Mettons de côté pour un temps Scorsese, Polanski et les Coen (par ordre de préférence) : le plus beau film de ce début d’année, peut-être, ne nous vient pas d’un cinéaste confirmé, mais bel et bien d’un débutant : Tom Ford. Pour sa première réalisation, l’ancien styliste de Gucci et d’Yves Saint-Laurent adapte le roman éponyme du britannique Christopher Isherwood, considéré comme un chef-d'oeuvre : dans le Los Angeles de 1962, un professeur d’université, meurtri par la mort accidentelle de son amant, décide de mettre fin à ses jours grisâtres. L’argument, à l’image de son beau titre, est d’une limpidité admirable. A "single man" : l’histoire, ironiquement, d’un "célibataire" (du moins la vie en a-t-elle voulu ainsi en lui arrachant son grand amour), ou, plus simplement, d’un homme "au singulier", laissé seul face à lui-même, face à sa cruelle conscience en éveil, face au non-sens de sa vie, auquel il n'a trouvé comme réponse que le renoncement, dans le silence.

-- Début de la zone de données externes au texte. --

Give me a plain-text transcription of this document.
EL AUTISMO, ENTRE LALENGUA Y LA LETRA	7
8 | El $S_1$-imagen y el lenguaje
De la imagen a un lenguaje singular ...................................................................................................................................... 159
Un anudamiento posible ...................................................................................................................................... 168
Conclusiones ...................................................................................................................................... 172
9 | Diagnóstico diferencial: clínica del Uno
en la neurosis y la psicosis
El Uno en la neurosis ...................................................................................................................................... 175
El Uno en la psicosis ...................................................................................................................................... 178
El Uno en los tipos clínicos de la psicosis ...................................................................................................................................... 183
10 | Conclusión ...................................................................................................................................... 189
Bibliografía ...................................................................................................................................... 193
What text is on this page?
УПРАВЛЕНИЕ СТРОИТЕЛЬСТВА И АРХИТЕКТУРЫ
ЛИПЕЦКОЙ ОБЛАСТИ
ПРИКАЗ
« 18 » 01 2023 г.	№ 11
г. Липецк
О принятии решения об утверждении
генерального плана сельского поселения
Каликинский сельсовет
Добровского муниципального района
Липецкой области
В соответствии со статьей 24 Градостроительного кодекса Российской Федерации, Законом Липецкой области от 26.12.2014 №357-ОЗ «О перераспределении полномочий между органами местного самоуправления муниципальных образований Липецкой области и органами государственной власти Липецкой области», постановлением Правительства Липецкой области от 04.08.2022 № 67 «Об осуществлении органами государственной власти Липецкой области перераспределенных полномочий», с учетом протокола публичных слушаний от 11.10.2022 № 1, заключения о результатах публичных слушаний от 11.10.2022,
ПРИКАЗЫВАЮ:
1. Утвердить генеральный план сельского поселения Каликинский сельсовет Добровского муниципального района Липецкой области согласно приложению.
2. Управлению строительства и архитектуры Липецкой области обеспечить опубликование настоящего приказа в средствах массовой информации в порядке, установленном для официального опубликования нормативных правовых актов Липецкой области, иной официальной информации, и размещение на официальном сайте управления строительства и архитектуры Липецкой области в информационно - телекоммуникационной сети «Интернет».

Osera-t-on le dire? A single man est un poème, et un poème bouleversant. Pour s'en convaincre, il suffira de quelques images (les premières, troublantes et sublimes), d'une mélodie entendue au détour d'une scène (Julianne Moore écoute du Baudelaire, susurré par Gainsbourg), et surtout de deux formules proférées en voix-off, encadrant le métrage comme ils encadrent la journée de George Falconer. Le film débute avec ces premiers mots : « Se réveiller le matin, c‘est se dire déjà, avant toute chose, "je suis", "maintenant"» et se referme, implacable, sur ces derniers : « Tout à coup, c’est arrivé ». Et, entre ouverture et clausule, un même soin apporté à la forme, raffinée sans jamais être accessoire - oui, un poème...
(la suite de la critique sur mon blog : http://mon-humble-avis.blogs.allocine.fr/)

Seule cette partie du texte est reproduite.